Dharanidhar Medical College and Hospital
- Other name: Kendujhar Medical College
- Motto: Citius Altius Fortius
- Type: Medical college and hospital
- Established: 2022; 4 years ago
- Affiliations: Odisha University of Health Sciences
- Principal: Dr. Chinmayi Mohapatra
- Location: Kendujhar, Odisha, India
- Website: https://gmchkeonjhar.odisha.gov.in/

= Dharanidhar Medical College and Hospital =

Hospital in Odisha, India

Dharanidhar Medical College and Hospital (DMCH), Kendujhar, formerly known as Government Medical College and Hospital, Kendujhar, is a tertiary government medical college and hospital. It is located at Kendujhar district, Odisha. The college imparts the degree Bachelor of Medicine and Bachelor of Surgery (MBBS) as well as specialized degrees.
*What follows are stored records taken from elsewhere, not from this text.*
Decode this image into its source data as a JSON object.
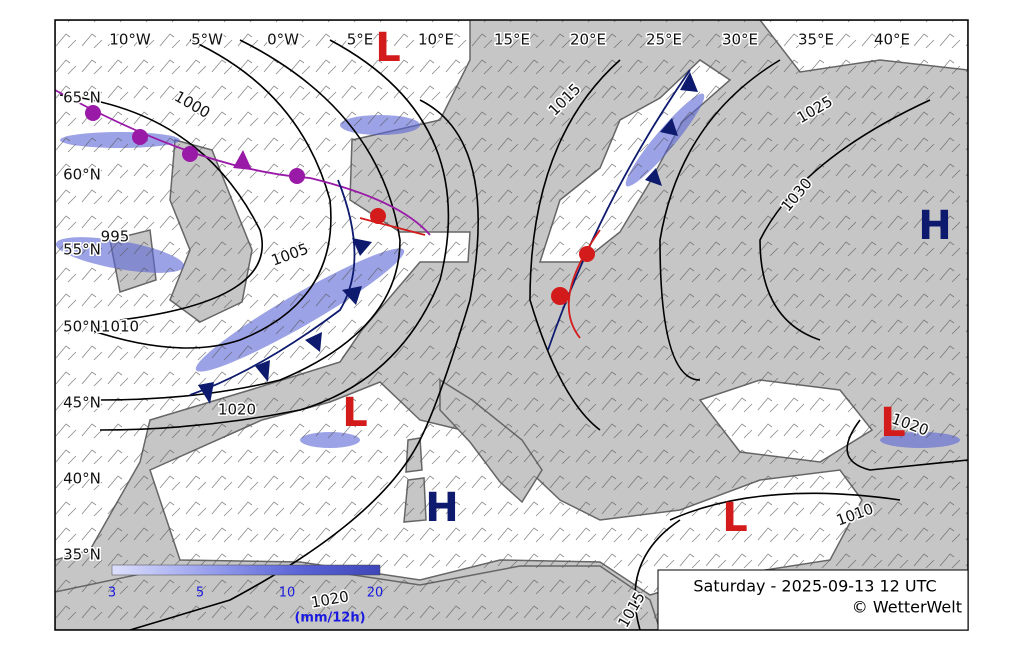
{
  "map": {
    "lon_labels": [
      "10°W",
      "5°W",
      "0°W",
      "5°E",
      "10°E",
      "15°E",
      "20°E",
      "25°E",
      "30°E",
      "35°E",
      "40°E"
    ],
    "lat_labels": [
      "65°N",
      "60°N",
      "55°N",
      "50°N",
      "45°N",
      "40°N",
      "35°N"
    ],
    "isobar_labels": [
      1000,
      1015,
      1025,
      1030,
      995,
      1005,
      1010,
      1020,
      1020,
      1020,
      1010,
      1015
    ],
    "pressure_centers": [
      {
        "label": "L",
        "color": "#d41b1b"
      },
      {
        "label": "L",
        "color": "#d41b1b"
      },
      {
        "label": "H",
        "color": "#0d1a6e"
      },
      {
        "label": "H",
        "color": "#0d1a6e"
      },
      {
        "label": "L",
        "color": "#d41b1b"
      },
      {
        "label": "L",
        "color": "#d41b1b"
      }
    ],
    "legend": {
      "ticks": [
        3,
        5,
        10,
        20
      ],
      "unit": "(mm/12h)"
    },
    "info": {
      "valid": "Saturday - 2025-09-13 12 UTC",
      "credit": "© WetterWelt"
    }
  }
}
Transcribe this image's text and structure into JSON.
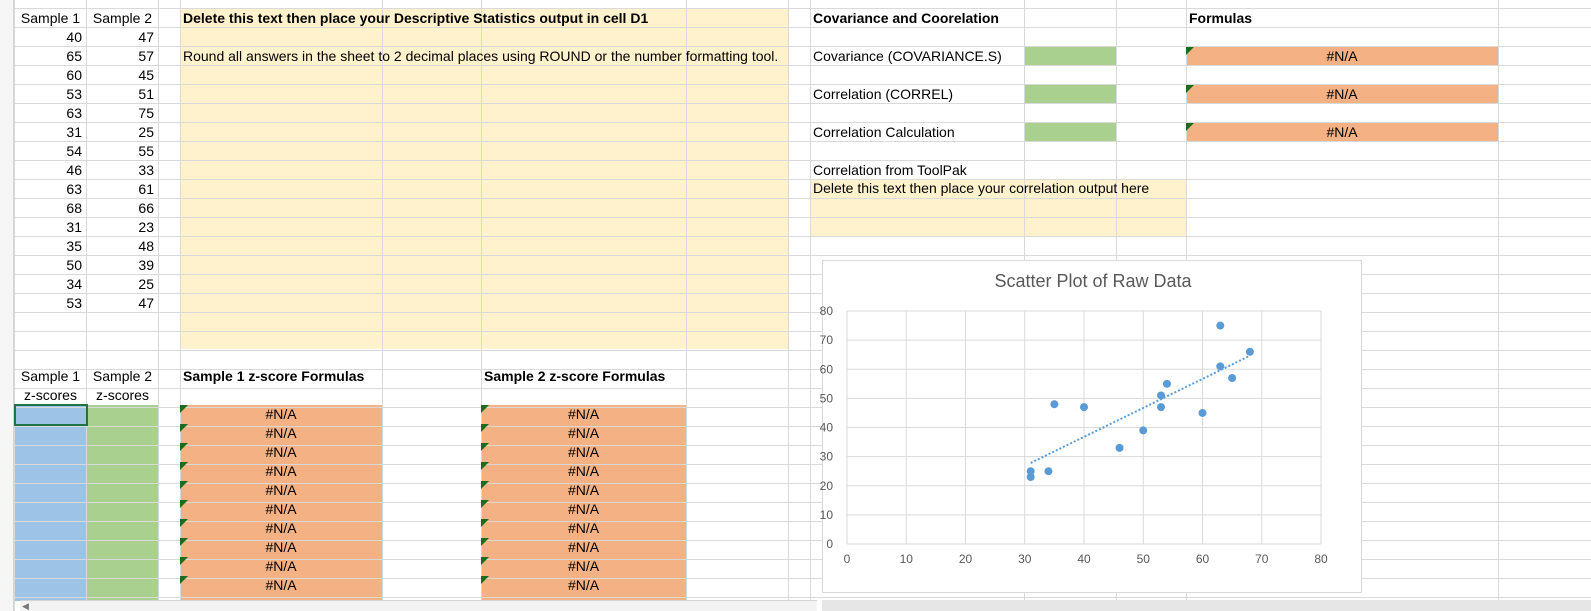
{
  "sheet": {
    "sample_headers": {
      "s1": "Sample 1",
      "s2": "Sample 2"
    },
    "samples": [
      [
        40,
        47
      ],
      [
        65,
        57
      ],
      [
        60,
        45
      ],
      [
        53,
        51
      ],
      [
        63,
        75
      ],
      [
        31,
        25
      ],
      [
        54,
        55
      ],
      [
        46,
        33
      ],
      [
        63,
        61
      ],
      [
        68,
        66
      ],
      [
        31,
        23
      ],
      [
        35,
        48
      ],
      [
        50,
        39
      ],
      [
        34,
        25
      ],
      [
        53,
        47
      ]
    ],
    "desc_instruction": "Delete this text then place your Descriptive Statistics output in cell D1",
    "round_instruction": "Round all answers in the sheet to 2 decimal places using ROUND or the number formatting tool.",
    "cov_header": "Covariance and Coorelation",
    "formulas_header": "Formulas",
    "metrics": [
      {
        "label": "Covariance (COVARIANCE.S)",
        "formula": "#N/A"
      },
      {
        "label": "Correlation (CORREL)",
        "formula": "#N/A"
      },
      {
        "label": "Correlation Calculation",
        "formula": "#N/A"
      }
    ],
    "toolpak_label": "Correlation from ToolPak",
    "toolpak_instruction": "Delete this text then place your correlation output here",
    "z_headers": {
      "s1_line1": "Sample 1",
      "s1_line2": "z-scores",
      "s2_line1": "Sample 2",
      "s2_line2": "z-scores"
    },
    "z_formula_headers": {
      "s1": "Sample 1 z-score Formulas",
      "s2": "Sample 2 z-score Formulas"
    },
    "z_formula_values": [
      "#N/A",
      "#N/A",
      "#N/A",
      "#N/A",
      "#N/A",
      "#N/A",
      "#N/A",
      "#N/A",
      "#N/A",
      "#N/A"
    ]
  },
  "colors": {
    "yellow": "#fff2cc",
    "green": "#a9d08e",
    "orange": "#f4b183",
    "blue": "#9dc3e6",
    "point": "#5b9bd5",
    "gridline": "#d9d9d9"
  },
  "chart_data": {
    "type": "scatter",
    "title": "Scatter Plot of Raw Data",
    "xlim": [
      0,
      80
    ],
    "ylim": [
      0,
      80
    ],
    "x_ticks": [
      0,
      10,
      20,
      30,
      40,
      50,
      60,
      70,
      80
    ],
    "y_ticks": [
      0,
      10,
      20,
      30,
      40,
      50,
      60,
      70,
      80
    ],
    "grid": true,
    "trendline": "linear",
    "points": [
      {
        "x": 40,
        "y": 47
      },
      {
        "x": 65,
        "y": 57
      },
      {
        "x": 60,
        "y": 45
      },
      {
        "x": 53,
        "y": 51
      },
      {
        "x": 63,
        "y": 75
      },
      {
        "x": 31,
        "y": 25
      },
      {
        "x": 54,
        "y": 55
      },
      {
        "x": 46,
        "y": 33
      },
      {
        "x": 63,
        "y": 61
      },
      {
        "x": 68,
        "y": 66
      },
      {
        "x": 31,
        "y": 23
      },
      {
        "x": 35,
        "y": 48
      },
      {
        "x": 50,
        "y": 39
      },
      {
        "x": 34,
        "y": 25
      },
      {
        "x": 53,
        "y": 47
      }
    ]
  }
}
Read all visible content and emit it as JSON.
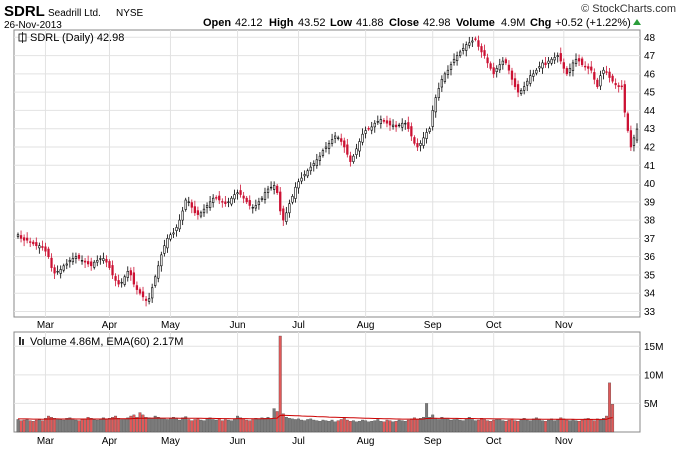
{
  "header": {
    "ticker": "SDRL",
    "company": "Seadrill Ltd.",
    "exchange": "NYSE",
    "date": "26-Nov-2013",
    "brand": "© StockCharts.com",
    "open_label": "Open",
    "open": "42.12",
    "high_label": "High",
    "high": "43.52",
    "low_label": "Low",
    "low": "41.88",
    "close_label": "Close",
    "close": "42.98",
    "volume_label": "Volume",
    "volume": "4.9M",
    "chg_label": "Chg",
    "chg": "+0.52 (+1.22%)"
  },
  "legend": {
    "price": "SDRL (Daily) 42.98",
    "volume": "Volume 4.86M, EMA(60) 2.17M"
  },
  "colors": {
    "up": "#000000",
    "down": "#cc1133",
    "volume_up": "#7a7a7a",
    "volume_down": "#e05a5a",
    "ema": "#cc0000",
    "grid": "#e2e2e2",
    "chg_arrow": "#2a9d3a"
  },
  "chart_data": {
    "type": "candlestick",
    "price_axis": {
      "ticks": [
        33,
        34,
        35,
        36,
        37,
        38,
        39,
        40,
        41,
        42,
        43,
        44,
        45,
        46,
        47,
        48
      ],
      "range": [
        32.7,
        48.4
      ]
    },
    "volume_axis": {
      "ticks": [
        "5M",
        "10M",
        "15M"
      ],
      "tick_values": [
        5,
        10,
        15
      ],
      "range": [
        0,
        17.5
      ],
      "unit": "millions"
    },
    "months": [
      "Mar",
      "Apr",
      "May",
      "Jun",
      "Jul",
      "Aug",
      "Sep",
      "Oct",
      "Nov"
    ],
    "month_start_index": [
      9,
      30,
      50,
      72,
      92,
      114,
      136,
      156,
      179
    ],
    "close": [
      37.2,
      37.0,
      36.9,
      36.9,
      36.8,
      36.7,
      36.6,
      36.6,
      36.5,
      36.3,
      36.0,
      35.4,
      35.1,
      35.2,
      35.3,
      35.5,
      35.6,
      35.8,
      35.9,
      36.0,
      35.9,
      35.8,
      35.7,
      35.6,
      35.5,
      35.7,
      35.8,
      35.9,
      35.9,
      35.7,
      35.4,
      35.0,
      34.7,
      34.5,
      34.6,
      34.9,
      35.2,
      35.0,
      34.5,
      34.2,
      34.0,
      33.8,
      33.6,
      33.7,
      34.3,
      34.9,
      35.5,
      36.1,
      36.6,
      37.0,
      37.2,
      37.3,
      37.6,
      38.0,
      38.5,
      39.1,
      39.0,
      38.7,
      38.4,
      38.3,
      38.4,
      38.6,
      38.8,
      39.0,
      39.2,
      39.2,
      39.1,
      39.0,
      38.9,
      39.0,
      39.2,
      39.4,
      39.5,
      39.4,
      39.2,
      39.0,
      38.8,
      38.7,
      38.8,
      39.0,
      39.2,
      39.5,
      39.7,
      39.8,
      39.9,
      39.5,
      38.5,
      38.0,
      38.4,
      38.9,
      39.3,
      39.8,
      40.1,
      40.3,
      40.5,
      40.7,
      40.9,
      41.1,
      41.3,
      41.5,
      41.8,
      42.0,
      42.2,
      42.4,
      42.6,
      42.5,
      42.3,
      42.0,
      41.6,
      41.2,
      41.5,
      41.9,
      42.3,
      42.7,
      42.9,
      43.0,
      43.1,
      43.3,
      43.4,
      43.5,
      43.4,
      43.3,
      43.2,
      43.2,
      43.1,
      43.2,
      43.3,
      43.3,
      43.0,
      42.6,
      42.2,
      42.0,
      42.2,
      42.5,
      42.8,
      43.0,
      44.0,
      44.7,
      45.2,
      45.7,
      46.0,
      46.2,
      46.5,
      46.8,
      47.0,
      47.2,
      47.4,
      47.6,
      47.7,
      47.8,
      47.9,
      47.5,
      47.2,
      47.0,
      46.6,
      46.3,
      46.0,
      46.3,
      46.5,
      46.7,
      46.6,
      46.2,
      45.7,
      45.3,
      45.0,
      45.1,
      45.3,
      45.6,
      45.9,
      46.0,
      46.2,
      46.4,
      46.6,
      46.5,
      46.7,
      46.8,
      46.9,
      47.0,
      46.7,
      46.3,
      46.0,
      46.3,
      46.6,
      46.8,
      46.7,
      46.5,
      46.4,
      46.3,
      46.2,
      45.7,
      45.3,
      45.9,
      46.2,
      46.1,
      45.8,
      45.6,
      45.4,
      45.3,
      45.3,
      43.9,
      42.9,
      42.0,
      42.5,
      42.98
    ],
    "volume_millions": [
      2.2,
      2.0,
      2.1,
      2.3,
      2.0,
      1.9,
      2.1,
      2.2,
      2.0,
      2.4,
      2.8,
      2.6,
      2.4,
      2.3,
      2.2,
      2.1,
      2.4,
      2.5,
      2.3,
      2.1,
      2.0,
      2.2,
      2.3,
      2.6,
      2.4,
      2.2,
      2.1,
      2.3,
      2.5,
      2.2,
      2.4,
      2.6,
      2.8,
      2.4,
      2.2,
      2.3,
      2.5,
      2.8,
      3.0,
      2.6,
      3.4,
      3.0,
      2.6,
      2.5,
      2.4,
      2.8,
      2.6,
      2.4,
      2.3,
      2.2,
      2.4,
      2.6,
      2.3,
      2.1,
      2.5,
      2.7,
      2.2,
      2.0,
      2.2,
      2.3,
      2.1,
      2.0,
      2.4,
      2.5,
      2.2,
      2.1,
      2.3,
      2.0,
      2.2,
      2.1,
      2.0,
      2.3,
      2.8,
      2.5,
      2.3,
      2.1,
      2.0,
      2.2,
      2.4,
      2.3,
      2.5,
      2.4,
      2.6,
      2.3,
      4.1,
      3.6,
      16.8,
      3.2,
      2.6,
      2.4,
      2.3,
      2.2,
      2.3,
      2.1,
      2.0,
      2.2,
      2.3,
      2.1,
      2.0,
      1.9,
      2.1,
      2.0,
      1.9,
      2.1,
      1.8,
      2.0,
      2.2,
      2.4,
      2.1,
      1.9,
      2.0,
      1.8,
      1.9,
      2.1,
      2.0,
      1.8,
      1.9,
      2.0,
      2.2,
      1.9,
      1.8,
      2.1,
      2.0,
      1.8,
      1.9,
      2.1,
      2.0,
      1.9,
      2.1,
      2.3,
      2.5,
      2.2,
      2.4,
      2.6,
      5.0,
      2.6,
      3.0,
      2.4,
      2.2,
      2.6,
      2.4,
      2.3,
      2.1,
      2.2,
      2.4,
      2.1,
      2.0,
      2.3,
      2.6,
      2.2,
      2.0,
      2.1,
      2.4,
      2.2,
      2.0,
      1.9,
      2.1,
      2.3,
      2.2,
      2.0,
      1.9,
      2.1,
      2.3,
      2.0,
      1.9,
      2.2,
      2.4,
      2.1,
      2.0,
      2.3,
      2.5,
      2.2,
      2.0,
      1.9,
      2.1,
      2.3,
      2.0,
      2.2,
      2.5,
      2.3,
      2.1,
      2.0,
      2.2,
      2.0,
      1.9,
      2.1,
      2.3,
      2.4,
      2.2,
      2.0,
      2.3,
      2.1,
      2.4,
      2.8,
      8.6,
      4.86
    ],
    "ema60_millions_start": 2.3,
    "ema60_millions_end": 2.17
  }
}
The hospital associated with the college is one of the largest in the Kendujhar district. Selection to the college is based on merit through the National Eligibility and Entrance Test. The yearly undergraduate student intake is 100.

==Courses==
Dharanidhar Medical College and Hospital undertakes education and training of students in MBBS courses.

==Affiliations==
The college is affiliated with the Odisha University of Health Sciences and recognized by the National Medical Commission.